Leek yellow stripe virus

Virus classification
- (unranked): Virus
- Realm: Riboviria
- Kingdom: Orthornavirae
- Phylum: Pisuviricota
- Class: Stelpaviricetes
- Order: Patatavirales
- Family: Potyviridae
- Genus: Potyvirus
- Species: Potyvirus ampeloprasi

= Leek yellow stripe virus =

Potyvirus

Leek yellow stripe virus (LYSV) is a plant virus] in the genus Potyvirus. It was first detected in leek but also infects garlic and onion worldwide. Economically less important Allium spp., such as Allium angulosum, Allium caeruleum, Allium cyathophorum, Allium nutans, Allium scorodoprasum, Allium senescens subsp. montanum were also found to harbor the virus.

==Epidemiology==
LYSV causes typical yellow stripe symptom on leek. A yield reduction of up to 54% on garlic has been reported. The virus is transmitted in non-persistent manner by Aphis fabae and Myzus persicae but not by seeds.

==Genome==
Its ssRNA genome has one large open reading frame (ORF) that encodes a polyprotein of ca. 10,131 nt and 3,152 amino acids, excluding the poly-(A) tail. LYSV can be separated into three major types: S, L, and N based on variation in the P1 and coat protein (CP) regions of its genome and plant host species. Types-S and N isolates are mostly infecting garlic while type-L is infecting leek.

==Control==
Several researches had been conducted to determine resistant or tolerant Allium spp. cultivars, as an epidemiological method to control LYSV. Three French garlic cultivars were tested against the virus, with result Messidrome had the least severe bulb weight loss (17%) compared to Germidour (26%) and Printanor (54%).
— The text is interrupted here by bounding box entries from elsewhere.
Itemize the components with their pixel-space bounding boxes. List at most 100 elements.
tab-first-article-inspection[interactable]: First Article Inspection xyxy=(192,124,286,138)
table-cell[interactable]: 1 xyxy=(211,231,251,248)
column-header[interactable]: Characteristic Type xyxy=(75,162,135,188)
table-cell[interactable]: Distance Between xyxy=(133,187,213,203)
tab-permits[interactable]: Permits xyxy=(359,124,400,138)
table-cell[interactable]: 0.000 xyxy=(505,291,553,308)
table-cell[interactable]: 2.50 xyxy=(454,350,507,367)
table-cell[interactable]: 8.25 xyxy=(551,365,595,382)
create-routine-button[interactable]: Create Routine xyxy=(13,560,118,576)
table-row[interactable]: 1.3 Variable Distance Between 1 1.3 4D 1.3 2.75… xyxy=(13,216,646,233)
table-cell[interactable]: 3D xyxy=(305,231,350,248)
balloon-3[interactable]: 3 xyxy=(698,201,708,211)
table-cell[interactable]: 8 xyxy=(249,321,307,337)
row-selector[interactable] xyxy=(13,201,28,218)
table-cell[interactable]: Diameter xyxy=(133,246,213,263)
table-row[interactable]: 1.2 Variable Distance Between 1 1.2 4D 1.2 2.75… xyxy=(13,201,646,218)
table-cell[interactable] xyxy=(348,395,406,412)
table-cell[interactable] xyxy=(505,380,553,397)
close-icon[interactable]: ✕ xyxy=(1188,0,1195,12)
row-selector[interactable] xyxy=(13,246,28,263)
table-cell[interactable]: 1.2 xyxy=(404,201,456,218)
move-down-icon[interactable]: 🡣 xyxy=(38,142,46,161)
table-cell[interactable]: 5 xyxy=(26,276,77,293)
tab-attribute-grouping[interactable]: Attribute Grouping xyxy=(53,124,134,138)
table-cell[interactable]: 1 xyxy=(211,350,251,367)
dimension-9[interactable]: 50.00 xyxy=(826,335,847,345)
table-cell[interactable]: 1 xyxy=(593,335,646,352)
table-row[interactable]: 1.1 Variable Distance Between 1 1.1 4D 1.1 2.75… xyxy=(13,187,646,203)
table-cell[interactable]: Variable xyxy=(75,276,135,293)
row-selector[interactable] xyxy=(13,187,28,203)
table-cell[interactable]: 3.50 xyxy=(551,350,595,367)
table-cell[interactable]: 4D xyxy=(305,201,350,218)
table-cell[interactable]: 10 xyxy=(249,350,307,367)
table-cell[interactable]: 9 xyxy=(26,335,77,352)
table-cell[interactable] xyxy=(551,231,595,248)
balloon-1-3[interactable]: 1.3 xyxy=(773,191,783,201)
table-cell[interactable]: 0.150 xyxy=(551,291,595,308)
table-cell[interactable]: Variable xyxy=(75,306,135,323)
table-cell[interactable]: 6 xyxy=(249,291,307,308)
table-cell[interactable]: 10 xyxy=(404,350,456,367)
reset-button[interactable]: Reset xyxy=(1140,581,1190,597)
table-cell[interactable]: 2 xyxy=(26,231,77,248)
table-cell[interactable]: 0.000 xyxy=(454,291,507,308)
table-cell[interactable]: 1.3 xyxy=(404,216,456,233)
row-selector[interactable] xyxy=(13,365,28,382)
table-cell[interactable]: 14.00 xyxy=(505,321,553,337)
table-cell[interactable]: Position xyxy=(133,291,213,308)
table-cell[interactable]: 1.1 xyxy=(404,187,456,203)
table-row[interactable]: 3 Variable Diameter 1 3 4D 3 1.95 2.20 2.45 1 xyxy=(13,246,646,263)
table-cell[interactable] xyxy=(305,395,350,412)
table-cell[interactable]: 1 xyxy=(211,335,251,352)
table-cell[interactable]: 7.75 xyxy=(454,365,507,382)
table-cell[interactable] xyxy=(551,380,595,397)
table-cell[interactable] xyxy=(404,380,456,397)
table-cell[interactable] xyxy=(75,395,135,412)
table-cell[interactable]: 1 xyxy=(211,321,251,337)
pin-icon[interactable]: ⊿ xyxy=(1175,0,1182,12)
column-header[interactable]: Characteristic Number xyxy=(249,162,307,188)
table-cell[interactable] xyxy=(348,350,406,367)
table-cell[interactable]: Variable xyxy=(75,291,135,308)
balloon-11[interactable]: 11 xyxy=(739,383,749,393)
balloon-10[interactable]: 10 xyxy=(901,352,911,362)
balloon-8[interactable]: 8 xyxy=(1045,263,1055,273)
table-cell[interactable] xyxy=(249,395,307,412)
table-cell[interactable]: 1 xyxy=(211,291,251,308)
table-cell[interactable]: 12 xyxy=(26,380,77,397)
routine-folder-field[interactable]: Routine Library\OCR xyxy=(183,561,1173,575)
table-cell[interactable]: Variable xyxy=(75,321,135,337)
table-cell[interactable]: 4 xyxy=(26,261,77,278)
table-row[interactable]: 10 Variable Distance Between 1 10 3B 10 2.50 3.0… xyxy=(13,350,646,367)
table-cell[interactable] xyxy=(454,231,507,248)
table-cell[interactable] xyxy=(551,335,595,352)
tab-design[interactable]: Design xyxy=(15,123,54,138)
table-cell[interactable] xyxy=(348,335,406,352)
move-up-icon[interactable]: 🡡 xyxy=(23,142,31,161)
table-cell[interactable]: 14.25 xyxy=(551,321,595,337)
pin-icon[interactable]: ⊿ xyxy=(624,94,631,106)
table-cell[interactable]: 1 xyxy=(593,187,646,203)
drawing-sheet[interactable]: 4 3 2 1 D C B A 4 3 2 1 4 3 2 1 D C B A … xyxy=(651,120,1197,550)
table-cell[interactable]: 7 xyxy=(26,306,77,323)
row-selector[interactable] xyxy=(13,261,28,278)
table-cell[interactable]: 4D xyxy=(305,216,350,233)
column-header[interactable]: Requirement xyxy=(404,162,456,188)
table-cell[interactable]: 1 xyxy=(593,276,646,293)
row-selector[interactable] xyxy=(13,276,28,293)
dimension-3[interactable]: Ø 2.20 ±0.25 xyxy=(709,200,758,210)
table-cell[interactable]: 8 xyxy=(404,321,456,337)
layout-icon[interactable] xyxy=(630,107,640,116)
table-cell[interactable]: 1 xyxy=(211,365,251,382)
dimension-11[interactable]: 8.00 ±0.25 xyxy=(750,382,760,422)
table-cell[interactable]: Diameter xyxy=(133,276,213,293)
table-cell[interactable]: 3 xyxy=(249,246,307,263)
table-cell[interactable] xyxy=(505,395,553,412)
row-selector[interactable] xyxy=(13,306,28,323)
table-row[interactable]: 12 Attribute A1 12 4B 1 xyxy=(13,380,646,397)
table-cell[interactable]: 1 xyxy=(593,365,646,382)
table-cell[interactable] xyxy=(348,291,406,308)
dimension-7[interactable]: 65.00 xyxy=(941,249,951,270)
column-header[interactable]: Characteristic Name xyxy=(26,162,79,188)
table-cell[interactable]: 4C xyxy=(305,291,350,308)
Another study in French found that a fertile garlic clone (clone 211) was highly resistant to LYSV infection. All 87 samples of Vekan variety collected during field surveys in Czech Republic were tested to be LYSV-free, which highly indicated its resistance to the virus. Recently, Şampiyon and Perama were found to have the best reactions (most tolerant) among 15 onion cultivars tested in Turkey to mechanical inoculation of LYSV under greenhouse conditions.